Herausforderungen für die Organisierung des Widerstands

Ein Aktivist aus Kanada fasst die Herausforderungen folgendermaßen zusammen: »Die politische Lage unseres Kontinent zeichnet sich durch Neoliberalismus, Neoentwicklung («neodesarrollismo») und Sozialismus aus. Fast alle unsere Länder außer Kuba sind anhängig vom globalen Kapitalismus.« Dabei wurde der Kapitalismus vor allem im Süden des Kontinents als Raubtierkapitalismus bezeichnet und die von neo-kolonialen Strukturen bestimmte Abhängigkeit der Südländer von Rohstoffen hervorgehoben.

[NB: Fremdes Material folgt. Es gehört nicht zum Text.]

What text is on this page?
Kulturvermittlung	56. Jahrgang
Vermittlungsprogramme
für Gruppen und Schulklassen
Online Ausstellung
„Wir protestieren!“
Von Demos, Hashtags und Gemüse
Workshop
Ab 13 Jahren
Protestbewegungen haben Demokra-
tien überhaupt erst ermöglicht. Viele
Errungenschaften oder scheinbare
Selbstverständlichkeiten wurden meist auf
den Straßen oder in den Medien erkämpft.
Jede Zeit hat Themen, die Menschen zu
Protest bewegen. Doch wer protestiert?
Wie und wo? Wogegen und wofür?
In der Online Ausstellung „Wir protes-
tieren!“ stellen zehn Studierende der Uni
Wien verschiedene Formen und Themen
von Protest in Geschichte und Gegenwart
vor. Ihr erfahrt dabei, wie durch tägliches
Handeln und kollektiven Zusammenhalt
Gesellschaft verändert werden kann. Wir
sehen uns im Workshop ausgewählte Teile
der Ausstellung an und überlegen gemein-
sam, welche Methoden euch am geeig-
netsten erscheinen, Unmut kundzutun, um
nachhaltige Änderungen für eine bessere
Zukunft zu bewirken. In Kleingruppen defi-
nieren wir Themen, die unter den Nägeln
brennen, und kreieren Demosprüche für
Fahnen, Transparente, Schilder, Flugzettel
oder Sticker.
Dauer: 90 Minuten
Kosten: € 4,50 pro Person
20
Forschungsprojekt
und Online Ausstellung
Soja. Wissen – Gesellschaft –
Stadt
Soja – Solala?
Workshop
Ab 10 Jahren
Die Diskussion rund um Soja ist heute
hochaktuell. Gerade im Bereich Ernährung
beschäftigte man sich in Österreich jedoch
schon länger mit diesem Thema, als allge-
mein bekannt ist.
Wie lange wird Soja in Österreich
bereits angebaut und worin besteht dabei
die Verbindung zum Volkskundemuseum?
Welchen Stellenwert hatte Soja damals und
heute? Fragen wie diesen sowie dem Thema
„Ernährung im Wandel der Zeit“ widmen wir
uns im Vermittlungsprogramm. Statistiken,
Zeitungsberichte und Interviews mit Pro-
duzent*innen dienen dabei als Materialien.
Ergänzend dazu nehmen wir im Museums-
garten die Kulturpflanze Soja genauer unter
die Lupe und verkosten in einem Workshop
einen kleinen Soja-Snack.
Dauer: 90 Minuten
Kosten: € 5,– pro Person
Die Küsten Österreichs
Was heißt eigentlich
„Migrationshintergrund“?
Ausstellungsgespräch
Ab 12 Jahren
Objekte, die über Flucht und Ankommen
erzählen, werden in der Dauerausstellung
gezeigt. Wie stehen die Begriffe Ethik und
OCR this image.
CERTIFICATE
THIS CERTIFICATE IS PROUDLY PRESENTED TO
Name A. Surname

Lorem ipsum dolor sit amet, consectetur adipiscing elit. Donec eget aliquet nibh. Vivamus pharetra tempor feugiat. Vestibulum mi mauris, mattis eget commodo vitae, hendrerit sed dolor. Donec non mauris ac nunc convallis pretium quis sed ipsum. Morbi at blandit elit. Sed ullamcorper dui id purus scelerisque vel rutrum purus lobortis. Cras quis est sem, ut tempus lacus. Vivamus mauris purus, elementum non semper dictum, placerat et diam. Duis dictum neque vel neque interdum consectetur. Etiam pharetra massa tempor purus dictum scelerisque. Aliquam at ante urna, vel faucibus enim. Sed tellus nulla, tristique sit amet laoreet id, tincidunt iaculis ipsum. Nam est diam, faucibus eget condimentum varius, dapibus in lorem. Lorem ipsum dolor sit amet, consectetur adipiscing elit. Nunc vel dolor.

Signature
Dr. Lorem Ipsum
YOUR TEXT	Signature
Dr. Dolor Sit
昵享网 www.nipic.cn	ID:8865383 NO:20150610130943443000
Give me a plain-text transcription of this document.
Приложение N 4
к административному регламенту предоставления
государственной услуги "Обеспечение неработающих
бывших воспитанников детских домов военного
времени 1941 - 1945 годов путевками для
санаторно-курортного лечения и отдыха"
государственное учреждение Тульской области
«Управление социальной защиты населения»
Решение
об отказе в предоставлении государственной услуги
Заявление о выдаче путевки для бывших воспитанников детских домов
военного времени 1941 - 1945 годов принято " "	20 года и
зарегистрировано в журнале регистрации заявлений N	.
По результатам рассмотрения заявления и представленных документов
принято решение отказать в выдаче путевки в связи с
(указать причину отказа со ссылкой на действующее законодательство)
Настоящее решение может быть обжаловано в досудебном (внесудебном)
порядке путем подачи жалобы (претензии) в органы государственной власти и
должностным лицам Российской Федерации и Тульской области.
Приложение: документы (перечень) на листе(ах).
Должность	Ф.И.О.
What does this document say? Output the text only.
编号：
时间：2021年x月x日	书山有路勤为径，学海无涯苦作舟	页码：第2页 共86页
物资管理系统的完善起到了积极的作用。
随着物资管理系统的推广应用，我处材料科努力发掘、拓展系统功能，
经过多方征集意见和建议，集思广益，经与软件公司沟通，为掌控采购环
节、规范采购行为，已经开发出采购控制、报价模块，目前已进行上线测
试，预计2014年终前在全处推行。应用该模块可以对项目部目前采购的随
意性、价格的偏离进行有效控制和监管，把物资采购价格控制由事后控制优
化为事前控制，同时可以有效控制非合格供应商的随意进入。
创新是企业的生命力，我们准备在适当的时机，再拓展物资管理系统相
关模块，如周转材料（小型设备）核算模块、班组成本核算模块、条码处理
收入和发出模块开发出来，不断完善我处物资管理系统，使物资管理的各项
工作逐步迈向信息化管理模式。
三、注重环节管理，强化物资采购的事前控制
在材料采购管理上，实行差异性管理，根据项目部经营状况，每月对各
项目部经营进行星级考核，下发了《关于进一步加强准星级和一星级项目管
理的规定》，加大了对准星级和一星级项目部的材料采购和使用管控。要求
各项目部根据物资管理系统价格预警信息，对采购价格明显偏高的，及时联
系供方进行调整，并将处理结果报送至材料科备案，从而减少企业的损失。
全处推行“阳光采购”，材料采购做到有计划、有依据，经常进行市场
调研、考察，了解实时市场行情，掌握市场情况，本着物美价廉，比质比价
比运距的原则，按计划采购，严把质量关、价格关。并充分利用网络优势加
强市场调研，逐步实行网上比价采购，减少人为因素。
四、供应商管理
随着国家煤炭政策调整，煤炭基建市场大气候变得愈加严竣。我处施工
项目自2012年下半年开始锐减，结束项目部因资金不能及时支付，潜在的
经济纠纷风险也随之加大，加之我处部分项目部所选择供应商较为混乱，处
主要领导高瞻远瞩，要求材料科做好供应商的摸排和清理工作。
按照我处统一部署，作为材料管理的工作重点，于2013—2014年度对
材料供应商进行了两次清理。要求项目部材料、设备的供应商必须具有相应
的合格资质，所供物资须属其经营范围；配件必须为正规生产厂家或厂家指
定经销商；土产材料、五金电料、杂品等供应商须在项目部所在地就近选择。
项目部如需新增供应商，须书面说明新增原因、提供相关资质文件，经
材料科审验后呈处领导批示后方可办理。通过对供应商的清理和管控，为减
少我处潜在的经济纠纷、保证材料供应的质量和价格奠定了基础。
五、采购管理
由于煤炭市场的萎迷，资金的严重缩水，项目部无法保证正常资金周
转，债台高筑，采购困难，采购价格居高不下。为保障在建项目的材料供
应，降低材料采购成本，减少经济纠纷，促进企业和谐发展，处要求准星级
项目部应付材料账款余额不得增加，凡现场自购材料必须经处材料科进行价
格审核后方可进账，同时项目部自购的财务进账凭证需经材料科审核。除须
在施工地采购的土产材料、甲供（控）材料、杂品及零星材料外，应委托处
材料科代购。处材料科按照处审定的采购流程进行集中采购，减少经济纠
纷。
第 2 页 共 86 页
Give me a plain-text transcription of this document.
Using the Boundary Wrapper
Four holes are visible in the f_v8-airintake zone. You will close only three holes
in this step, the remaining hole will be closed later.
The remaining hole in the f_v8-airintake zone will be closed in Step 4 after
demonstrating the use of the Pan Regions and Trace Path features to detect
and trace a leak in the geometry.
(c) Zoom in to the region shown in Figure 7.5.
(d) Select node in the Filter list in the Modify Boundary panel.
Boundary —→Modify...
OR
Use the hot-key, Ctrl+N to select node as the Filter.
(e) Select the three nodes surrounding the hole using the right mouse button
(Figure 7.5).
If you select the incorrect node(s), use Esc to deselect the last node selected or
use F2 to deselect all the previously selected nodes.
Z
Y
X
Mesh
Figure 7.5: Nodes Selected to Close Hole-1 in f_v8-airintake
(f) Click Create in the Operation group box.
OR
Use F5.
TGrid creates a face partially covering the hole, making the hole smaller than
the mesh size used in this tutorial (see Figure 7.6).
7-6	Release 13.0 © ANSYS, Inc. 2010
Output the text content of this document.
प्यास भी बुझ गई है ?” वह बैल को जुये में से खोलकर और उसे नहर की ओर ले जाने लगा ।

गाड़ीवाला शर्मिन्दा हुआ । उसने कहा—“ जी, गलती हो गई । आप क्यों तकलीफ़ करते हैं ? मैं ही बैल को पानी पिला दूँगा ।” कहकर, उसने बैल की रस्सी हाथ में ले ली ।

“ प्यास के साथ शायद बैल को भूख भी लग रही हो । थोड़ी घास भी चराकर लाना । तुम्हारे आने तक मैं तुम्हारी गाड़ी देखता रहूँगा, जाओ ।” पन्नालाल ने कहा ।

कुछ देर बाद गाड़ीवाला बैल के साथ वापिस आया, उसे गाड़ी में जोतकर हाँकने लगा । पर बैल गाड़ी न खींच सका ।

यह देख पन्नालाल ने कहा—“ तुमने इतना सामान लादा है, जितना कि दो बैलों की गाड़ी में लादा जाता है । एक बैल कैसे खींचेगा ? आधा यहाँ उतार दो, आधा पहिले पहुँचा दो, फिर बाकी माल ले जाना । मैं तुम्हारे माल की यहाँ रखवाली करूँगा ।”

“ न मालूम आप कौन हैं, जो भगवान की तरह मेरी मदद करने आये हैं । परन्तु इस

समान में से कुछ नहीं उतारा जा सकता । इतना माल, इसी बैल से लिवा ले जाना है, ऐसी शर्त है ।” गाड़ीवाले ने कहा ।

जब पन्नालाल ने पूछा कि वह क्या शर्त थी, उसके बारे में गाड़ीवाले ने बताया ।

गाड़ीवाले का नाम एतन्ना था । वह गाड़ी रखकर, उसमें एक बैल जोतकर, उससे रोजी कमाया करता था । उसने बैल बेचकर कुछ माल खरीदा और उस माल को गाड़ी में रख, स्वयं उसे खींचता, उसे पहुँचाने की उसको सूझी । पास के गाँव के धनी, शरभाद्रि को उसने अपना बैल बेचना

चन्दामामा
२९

Auch das Fortschreiten der Privatisierungsinteressen von Öl- und Gasvorkommen sowie des Wassers wurde als Element des neoliberalen Systems kritisiert und angemerkt, dass zum Beispiel Coca-Cola mittlerweile mehr Einnahmen mit dem Verkauf von Wasser als mit Softdrinks erziele. Deswegen wurde der Schutz der Erde als ein antikapitalistisches Projekt vorgeschlagen und als Element der Kampffront definiert.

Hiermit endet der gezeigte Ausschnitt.